France hotel stays tumble amid 'yellow vest' unrest
Paris (AFP) –
The number of overnight stays in hotels in France slumped in the first quarter, especially in Paris, the national statistics office said Thursday, blaming the nationwide "yellow vest" protest movement for putting off foreign tourists.
In the first three months of 2019, the number of overnight stays in tourist accommodations in France fell 2.5 percent from the same period the year earlier, statistics office INSEE said.
Visits by foreigners fell the most dramatically, with 4.8 percent fewer overnight stays by non-residents recorded in the period.
The Ile-de-France region which encompasses Paris posted the sharpest declines, with the number of overnight stays dropping 4.6 percent.
This was "probably due to the movement of the yellow vests," Insee said.

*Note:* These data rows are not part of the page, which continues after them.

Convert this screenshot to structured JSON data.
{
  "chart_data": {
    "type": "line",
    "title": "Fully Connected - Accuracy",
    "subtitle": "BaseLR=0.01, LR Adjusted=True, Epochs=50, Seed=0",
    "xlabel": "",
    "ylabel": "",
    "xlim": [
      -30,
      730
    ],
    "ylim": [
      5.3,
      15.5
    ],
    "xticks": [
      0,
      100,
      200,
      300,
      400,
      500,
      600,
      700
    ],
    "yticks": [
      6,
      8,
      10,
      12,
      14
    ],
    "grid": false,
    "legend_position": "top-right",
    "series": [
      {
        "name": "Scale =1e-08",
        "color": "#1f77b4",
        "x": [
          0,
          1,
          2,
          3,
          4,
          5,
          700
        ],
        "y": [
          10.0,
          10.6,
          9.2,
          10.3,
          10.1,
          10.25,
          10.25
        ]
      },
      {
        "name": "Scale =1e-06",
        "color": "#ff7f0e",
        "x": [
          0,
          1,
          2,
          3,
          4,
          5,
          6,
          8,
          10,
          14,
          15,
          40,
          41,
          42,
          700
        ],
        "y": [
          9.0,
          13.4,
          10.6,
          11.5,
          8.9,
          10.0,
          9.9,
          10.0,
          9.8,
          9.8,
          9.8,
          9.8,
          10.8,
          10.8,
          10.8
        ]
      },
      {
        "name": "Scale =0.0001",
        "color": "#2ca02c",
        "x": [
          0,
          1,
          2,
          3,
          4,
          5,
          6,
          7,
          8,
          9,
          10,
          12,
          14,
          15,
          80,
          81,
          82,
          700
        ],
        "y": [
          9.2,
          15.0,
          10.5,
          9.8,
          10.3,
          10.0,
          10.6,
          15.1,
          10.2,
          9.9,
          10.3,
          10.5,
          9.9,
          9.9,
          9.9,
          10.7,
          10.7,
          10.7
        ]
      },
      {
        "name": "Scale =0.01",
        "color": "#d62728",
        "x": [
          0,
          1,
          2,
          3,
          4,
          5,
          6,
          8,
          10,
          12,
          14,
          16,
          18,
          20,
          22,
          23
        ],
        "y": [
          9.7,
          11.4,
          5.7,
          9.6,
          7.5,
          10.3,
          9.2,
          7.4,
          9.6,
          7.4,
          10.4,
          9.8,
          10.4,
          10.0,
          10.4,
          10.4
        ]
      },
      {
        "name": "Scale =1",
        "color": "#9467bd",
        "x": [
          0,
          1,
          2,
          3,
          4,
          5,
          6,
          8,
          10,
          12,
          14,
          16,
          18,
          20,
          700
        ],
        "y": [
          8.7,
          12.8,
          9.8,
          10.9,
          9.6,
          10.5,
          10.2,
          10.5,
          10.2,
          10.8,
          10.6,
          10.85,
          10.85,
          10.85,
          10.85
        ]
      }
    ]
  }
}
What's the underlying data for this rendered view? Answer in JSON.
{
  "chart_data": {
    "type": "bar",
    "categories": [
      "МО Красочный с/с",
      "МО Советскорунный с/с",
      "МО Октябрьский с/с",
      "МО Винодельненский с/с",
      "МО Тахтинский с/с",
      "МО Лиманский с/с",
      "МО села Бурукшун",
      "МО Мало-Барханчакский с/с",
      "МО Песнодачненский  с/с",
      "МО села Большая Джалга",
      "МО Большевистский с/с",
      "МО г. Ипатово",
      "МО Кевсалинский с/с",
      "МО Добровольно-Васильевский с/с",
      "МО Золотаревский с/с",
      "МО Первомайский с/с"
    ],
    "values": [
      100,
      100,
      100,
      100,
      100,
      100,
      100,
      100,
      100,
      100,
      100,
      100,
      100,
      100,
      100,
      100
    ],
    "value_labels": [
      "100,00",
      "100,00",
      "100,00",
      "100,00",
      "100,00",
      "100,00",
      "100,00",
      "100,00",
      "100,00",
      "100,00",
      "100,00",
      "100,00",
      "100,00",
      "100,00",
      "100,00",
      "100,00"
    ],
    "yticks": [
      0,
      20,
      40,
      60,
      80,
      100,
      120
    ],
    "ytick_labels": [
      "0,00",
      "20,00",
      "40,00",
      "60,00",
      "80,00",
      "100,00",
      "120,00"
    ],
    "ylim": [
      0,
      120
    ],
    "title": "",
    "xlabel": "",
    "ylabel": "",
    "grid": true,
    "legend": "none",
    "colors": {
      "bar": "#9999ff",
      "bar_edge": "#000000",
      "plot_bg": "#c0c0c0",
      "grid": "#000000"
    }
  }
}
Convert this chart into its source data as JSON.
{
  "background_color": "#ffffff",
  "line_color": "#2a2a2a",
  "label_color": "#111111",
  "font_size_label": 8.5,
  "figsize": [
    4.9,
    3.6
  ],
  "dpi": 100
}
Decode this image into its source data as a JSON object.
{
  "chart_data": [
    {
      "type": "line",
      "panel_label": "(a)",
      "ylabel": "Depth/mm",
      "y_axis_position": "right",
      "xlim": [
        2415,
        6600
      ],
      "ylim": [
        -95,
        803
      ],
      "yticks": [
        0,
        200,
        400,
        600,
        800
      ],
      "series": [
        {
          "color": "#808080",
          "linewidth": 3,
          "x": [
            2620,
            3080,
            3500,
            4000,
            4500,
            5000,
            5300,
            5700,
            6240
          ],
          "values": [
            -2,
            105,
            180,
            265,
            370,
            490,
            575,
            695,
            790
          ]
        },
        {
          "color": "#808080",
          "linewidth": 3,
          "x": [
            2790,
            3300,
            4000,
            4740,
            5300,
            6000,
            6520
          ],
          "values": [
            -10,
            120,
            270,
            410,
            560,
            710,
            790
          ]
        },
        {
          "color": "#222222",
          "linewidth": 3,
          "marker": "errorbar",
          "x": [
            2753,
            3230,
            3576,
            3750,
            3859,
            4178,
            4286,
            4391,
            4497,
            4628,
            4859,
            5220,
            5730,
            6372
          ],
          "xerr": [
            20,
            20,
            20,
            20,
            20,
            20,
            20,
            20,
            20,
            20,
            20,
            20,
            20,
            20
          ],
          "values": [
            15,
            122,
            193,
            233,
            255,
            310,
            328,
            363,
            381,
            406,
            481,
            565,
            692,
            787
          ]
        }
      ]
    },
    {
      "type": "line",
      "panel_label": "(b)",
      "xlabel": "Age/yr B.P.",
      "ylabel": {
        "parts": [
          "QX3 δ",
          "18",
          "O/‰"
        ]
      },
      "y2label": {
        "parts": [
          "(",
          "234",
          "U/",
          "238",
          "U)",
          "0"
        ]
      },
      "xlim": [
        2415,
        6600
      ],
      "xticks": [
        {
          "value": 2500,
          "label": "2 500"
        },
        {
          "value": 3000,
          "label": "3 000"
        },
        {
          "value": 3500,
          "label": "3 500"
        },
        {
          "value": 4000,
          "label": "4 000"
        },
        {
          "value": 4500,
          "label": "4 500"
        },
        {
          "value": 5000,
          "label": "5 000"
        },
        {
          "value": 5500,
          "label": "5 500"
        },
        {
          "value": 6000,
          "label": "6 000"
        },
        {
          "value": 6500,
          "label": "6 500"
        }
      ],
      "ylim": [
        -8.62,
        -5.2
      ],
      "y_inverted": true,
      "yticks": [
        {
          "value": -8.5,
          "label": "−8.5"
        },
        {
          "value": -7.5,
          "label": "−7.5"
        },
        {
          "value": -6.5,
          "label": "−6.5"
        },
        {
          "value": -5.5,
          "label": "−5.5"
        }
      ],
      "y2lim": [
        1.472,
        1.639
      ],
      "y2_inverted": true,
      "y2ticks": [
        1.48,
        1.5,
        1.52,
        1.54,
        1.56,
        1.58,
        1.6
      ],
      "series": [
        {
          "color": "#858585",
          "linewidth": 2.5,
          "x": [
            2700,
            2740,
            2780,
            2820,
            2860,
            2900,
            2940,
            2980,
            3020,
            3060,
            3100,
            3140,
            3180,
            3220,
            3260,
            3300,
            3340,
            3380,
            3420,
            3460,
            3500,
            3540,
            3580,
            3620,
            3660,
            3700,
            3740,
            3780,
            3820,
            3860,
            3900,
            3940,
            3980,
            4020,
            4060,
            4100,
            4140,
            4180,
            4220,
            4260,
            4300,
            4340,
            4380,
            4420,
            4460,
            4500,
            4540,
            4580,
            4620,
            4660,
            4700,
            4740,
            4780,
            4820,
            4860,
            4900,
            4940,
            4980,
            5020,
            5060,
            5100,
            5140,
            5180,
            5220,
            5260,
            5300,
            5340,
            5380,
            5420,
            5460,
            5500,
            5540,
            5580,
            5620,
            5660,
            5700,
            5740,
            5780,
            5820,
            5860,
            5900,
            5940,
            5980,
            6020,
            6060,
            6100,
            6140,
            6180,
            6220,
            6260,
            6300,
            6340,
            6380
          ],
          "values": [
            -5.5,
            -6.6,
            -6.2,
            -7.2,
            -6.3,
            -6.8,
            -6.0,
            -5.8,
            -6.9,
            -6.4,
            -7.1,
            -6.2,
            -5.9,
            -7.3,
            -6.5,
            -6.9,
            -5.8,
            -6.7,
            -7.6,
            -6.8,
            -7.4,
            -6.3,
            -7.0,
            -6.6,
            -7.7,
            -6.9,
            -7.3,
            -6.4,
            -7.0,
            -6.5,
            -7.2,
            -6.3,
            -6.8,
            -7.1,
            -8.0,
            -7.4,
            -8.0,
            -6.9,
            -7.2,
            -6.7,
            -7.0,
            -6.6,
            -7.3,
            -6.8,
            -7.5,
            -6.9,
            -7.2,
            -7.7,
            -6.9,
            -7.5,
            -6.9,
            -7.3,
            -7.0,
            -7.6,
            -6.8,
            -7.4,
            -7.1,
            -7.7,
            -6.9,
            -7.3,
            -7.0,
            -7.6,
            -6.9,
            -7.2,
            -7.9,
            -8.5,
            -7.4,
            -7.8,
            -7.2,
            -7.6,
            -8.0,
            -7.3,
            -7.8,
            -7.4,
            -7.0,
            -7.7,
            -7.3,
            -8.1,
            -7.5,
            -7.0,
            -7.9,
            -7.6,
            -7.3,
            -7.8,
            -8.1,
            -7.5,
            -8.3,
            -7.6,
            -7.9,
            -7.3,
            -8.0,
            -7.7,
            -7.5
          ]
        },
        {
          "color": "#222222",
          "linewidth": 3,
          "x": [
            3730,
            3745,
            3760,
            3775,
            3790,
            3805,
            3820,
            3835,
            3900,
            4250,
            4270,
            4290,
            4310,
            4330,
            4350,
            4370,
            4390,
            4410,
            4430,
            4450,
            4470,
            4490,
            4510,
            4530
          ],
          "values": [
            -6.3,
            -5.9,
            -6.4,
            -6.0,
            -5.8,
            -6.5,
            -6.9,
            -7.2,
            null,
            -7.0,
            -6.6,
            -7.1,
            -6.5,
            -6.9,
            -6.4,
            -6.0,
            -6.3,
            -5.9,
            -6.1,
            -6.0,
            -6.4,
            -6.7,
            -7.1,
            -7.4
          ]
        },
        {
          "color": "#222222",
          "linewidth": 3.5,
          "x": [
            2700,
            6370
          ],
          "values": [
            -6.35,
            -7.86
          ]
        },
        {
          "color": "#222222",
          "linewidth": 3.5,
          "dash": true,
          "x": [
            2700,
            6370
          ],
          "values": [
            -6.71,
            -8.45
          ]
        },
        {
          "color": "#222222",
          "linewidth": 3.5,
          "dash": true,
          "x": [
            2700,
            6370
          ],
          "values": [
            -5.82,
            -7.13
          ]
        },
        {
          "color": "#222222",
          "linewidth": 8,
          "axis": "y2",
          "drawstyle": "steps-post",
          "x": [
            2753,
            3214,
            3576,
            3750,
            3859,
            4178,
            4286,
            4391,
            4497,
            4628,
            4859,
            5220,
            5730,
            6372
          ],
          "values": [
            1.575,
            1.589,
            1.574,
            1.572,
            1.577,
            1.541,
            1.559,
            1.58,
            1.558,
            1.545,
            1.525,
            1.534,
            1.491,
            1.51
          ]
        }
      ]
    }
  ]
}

Since November last year, protesters wearing their high-visibility yellow vests have staged angry protests accusing President Emmanuel Macron and his government of failing to solve France's inequality problems.
The biggest demonstrations have been in Paris but there have also been protests in other big cities.
Usually held on Saturdays, the rallies have often degenerated into fiery clashes between demonstrators and police, with dramatic images beamed around the world.
Insee said by contrast that hotel occupancy increased almost five percent in coastal areas as French residents took advantage of dry and warm weather since the beginning of the year.
It noted that the overall decline in hotel occupancy in the first quarter "followed more than two years of steady growth" and a 2.0 percent year-on-year rise in the previous quarter.
France, which boasts not just the magnificent historic centre of Paris but also countless other attractions nationwide, is visited by more foreign tourists annually than any other nation.
The number of foreign tourists visiting annually has been approaching 90 million in recent years, despite a spate of attacks carried out by Islamist militants.
But the effects of the yellow vest movement on tourism had already been seen in the final months of 2018.
Another blow came from last month's devastating fire at the Notre Dame cathedral in Paris, which is expected to keep the world heritage landmark and tourism magnet closed to visitors for several years.